Further, various structures, materials, impurity concentrations, voltage setting values, and the like can be changed within the scope of the present invention. For example, in the above-described embodiment, the gate insulating film below the select gate or the conductive gate may be made thicker than that of the memory cell portion, or the ONO film (a stacked layer of a silicon oxide film and a silicon nitride film) may be used. The application of a film such as an insulating film) can be arbitrarily selected individually. Further, for example, the semiconductor substrate and each diffusion layer are not limited to the above-described combination of the p-type and the n-type, and other conductive types can be set.

[0024]

As described above, according to the present invention, two source line-side select gates adjacent to a source line, which have been conventionally required, are replaced with one conductive gate on the source region. Therefore, the required occupation area is reduced. As a result, the area per bit can be reduced, and the cost per memory capacity can be reduced.

[Brief description of the drawings]

FIG. 1 shows a NAND-type EEPROM according to an embodiment of the present invention.
2A and 2B are a plan view and an equivalent circuit diagram of a NAND cell unit in the OM.

FIG. 2 is a sectional view taken along lines AA, BB, and CC of FIG. 1;

FIG. 3 shows an applied bias at each operation in a NAND-type EEPROM according to a conventional example.

FIG. 4 is a plan view and an equivalent circuit diagram of a NAND cell section in a NAND type EEPROM according to a conventional example.

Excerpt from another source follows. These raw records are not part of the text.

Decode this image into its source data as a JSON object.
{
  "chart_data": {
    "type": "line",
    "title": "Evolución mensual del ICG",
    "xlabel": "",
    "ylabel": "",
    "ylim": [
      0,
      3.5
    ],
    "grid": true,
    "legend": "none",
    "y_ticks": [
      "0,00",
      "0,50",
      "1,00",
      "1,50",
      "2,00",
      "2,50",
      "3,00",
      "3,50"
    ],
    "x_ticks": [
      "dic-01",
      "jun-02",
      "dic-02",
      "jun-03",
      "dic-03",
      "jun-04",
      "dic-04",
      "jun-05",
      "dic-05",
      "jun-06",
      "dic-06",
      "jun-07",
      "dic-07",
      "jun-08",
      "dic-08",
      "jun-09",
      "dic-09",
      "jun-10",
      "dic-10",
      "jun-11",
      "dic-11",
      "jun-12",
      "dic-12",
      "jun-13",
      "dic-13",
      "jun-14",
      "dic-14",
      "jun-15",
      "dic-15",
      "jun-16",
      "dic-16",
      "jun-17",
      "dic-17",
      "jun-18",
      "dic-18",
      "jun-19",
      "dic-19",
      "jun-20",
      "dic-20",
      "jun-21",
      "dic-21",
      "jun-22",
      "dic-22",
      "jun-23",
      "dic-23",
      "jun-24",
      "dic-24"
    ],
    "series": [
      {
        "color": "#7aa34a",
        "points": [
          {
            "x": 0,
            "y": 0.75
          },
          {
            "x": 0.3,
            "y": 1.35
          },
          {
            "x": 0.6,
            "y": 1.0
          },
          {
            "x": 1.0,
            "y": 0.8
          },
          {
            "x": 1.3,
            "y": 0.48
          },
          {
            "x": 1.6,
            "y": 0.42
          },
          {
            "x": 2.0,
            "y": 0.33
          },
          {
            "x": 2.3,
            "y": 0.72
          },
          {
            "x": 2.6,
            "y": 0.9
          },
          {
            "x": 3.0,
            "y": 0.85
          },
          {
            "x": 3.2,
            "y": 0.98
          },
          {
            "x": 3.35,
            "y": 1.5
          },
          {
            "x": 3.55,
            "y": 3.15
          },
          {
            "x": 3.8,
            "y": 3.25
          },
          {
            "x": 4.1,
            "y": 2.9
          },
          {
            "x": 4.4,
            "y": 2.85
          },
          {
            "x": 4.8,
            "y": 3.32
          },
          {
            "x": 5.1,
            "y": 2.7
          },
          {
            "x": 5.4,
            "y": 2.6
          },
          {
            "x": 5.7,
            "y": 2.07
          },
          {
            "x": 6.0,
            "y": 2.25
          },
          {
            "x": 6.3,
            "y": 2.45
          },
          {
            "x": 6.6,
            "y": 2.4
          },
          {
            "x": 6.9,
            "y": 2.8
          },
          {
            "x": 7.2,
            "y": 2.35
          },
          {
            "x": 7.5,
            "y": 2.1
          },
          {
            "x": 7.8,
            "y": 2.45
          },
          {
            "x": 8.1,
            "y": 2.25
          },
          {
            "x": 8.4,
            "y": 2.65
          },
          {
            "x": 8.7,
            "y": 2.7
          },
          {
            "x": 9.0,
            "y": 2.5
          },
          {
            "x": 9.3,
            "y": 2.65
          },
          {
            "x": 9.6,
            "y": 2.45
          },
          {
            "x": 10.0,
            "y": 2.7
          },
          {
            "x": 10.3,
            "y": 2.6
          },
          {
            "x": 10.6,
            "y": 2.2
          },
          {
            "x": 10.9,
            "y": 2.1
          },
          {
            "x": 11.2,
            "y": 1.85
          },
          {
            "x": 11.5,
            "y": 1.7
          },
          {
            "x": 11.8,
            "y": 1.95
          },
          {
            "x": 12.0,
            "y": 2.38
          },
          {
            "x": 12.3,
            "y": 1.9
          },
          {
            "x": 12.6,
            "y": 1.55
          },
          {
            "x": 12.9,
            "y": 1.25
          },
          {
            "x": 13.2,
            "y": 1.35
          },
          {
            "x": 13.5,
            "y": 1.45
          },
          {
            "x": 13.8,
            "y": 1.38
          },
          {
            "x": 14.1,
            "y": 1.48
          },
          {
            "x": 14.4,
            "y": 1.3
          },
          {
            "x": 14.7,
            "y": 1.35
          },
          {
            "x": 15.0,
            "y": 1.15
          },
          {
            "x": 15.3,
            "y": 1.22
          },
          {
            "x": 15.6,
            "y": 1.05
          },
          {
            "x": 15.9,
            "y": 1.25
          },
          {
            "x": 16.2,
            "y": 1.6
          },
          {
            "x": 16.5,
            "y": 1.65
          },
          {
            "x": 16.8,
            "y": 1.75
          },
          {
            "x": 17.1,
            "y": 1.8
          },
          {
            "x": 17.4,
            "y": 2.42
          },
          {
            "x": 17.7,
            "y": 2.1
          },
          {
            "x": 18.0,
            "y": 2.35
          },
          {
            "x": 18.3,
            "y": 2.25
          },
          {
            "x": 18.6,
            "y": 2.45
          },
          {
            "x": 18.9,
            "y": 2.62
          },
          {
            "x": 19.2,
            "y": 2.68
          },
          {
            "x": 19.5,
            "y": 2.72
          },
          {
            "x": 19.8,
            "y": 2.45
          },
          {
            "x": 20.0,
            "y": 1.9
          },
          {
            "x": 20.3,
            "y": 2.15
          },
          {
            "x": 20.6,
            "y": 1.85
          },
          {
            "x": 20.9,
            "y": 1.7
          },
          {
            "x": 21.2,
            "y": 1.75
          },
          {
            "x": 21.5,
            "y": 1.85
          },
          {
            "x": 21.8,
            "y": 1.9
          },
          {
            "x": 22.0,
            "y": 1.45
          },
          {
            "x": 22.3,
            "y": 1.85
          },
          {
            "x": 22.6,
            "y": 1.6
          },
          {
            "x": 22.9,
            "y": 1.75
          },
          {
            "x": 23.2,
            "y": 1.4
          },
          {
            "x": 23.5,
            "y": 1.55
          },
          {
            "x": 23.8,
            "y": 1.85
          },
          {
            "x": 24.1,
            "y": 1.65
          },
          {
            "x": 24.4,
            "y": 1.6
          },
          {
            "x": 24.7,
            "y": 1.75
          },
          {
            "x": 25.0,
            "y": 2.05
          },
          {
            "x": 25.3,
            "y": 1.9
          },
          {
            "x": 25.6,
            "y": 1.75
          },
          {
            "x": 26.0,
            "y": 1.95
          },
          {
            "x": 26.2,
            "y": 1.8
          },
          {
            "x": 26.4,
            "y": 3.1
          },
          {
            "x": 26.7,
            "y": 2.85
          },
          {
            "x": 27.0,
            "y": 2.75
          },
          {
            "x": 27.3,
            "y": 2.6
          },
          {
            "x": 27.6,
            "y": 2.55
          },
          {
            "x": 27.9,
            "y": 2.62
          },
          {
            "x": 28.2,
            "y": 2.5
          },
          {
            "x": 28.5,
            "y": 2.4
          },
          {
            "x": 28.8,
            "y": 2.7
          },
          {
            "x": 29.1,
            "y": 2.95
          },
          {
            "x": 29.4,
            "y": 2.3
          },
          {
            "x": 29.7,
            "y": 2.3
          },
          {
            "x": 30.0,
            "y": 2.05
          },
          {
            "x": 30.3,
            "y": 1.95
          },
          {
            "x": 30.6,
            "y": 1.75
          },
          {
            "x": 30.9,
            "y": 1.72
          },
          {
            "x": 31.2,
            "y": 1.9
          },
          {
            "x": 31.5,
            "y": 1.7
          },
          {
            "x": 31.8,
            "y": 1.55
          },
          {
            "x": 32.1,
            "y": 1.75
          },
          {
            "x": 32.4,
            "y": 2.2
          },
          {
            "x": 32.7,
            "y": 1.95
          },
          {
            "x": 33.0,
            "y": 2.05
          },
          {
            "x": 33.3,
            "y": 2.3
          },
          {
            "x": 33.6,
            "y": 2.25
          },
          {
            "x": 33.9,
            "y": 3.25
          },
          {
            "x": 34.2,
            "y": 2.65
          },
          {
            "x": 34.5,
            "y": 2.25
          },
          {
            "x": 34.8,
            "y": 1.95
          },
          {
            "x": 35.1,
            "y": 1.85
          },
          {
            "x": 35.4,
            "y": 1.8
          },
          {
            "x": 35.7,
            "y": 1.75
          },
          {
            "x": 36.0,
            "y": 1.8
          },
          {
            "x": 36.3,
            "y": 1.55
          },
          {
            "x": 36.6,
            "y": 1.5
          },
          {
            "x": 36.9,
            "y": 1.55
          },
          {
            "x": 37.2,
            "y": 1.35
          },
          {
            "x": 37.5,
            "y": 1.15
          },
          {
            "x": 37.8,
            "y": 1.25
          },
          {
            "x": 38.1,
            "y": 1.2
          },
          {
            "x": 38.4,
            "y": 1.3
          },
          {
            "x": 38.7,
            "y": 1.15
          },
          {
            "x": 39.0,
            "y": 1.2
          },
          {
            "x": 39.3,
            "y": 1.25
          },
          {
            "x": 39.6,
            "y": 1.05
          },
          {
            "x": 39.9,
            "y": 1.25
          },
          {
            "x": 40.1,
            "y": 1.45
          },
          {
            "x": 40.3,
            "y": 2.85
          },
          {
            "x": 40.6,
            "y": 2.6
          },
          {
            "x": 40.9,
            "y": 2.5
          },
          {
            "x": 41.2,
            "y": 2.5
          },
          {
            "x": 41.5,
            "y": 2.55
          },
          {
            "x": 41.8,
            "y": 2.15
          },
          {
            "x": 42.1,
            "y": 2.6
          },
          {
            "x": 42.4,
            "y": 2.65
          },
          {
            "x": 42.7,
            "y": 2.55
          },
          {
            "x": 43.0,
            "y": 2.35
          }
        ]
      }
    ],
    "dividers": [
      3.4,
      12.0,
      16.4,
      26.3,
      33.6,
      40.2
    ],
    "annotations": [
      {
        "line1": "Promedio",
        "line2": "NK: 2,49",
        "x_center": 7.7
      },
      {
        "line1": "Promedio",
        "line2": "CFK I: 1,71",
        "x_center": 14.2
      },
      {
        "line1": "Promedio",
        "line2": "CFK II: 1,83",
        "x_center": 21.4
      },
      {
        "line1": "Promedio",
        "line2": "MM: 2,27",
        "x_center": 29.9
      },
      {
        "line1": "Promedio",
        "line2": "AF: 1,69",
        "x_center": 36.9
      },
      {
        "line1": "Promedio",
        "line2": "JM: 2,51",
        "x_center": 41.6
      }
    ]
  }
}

FIG. 5 is a sectional view taken along line AA and BB of FIG. 4;

FIG. 6 shows an applied bias at each operation in the NAND type EEPROM according to the present invention.

[Explanation of symbols]

 10: semiconductor substrate 11: p-type well region 12: element isolation oxide film (field oxide film) 13M: diffusion layer 13D: drain diffusion layer 13S: source diffusion layer (source line) 13T: source region 14: first gate oxide film (Tunnel oxide film) 15: Floating gate (charge storage layer) 16: Second gate oxide film 17: Control gate 18D: Drain side select gate 18S: Source side select gate 19: Interlayer insulating film 20: Bit line 21: Third Gate oxide film 22: Conductive gate

Claims (3)

[Claims] 1. A nonvolatile semiconductor memory device comprising: a nonvolatile memory cell provided between a bit line and a source line; and a conductive gate provided on the source line via an oxide film. . 2. The nonvolatile semiconductor memory device according to claim 1, wherein a voltage is applied to said conductive gate to make said source line a conductive layer. 3. The memory cell comprises: a control gate provided on a semiconductor substrate; and a charge storage layer provided between the control gate and the semiconductor substrate. 3. The non-volatile semiconductor memory device according to claim 1, wherein electrical rewriting is performed by transfer of electric charge during the period.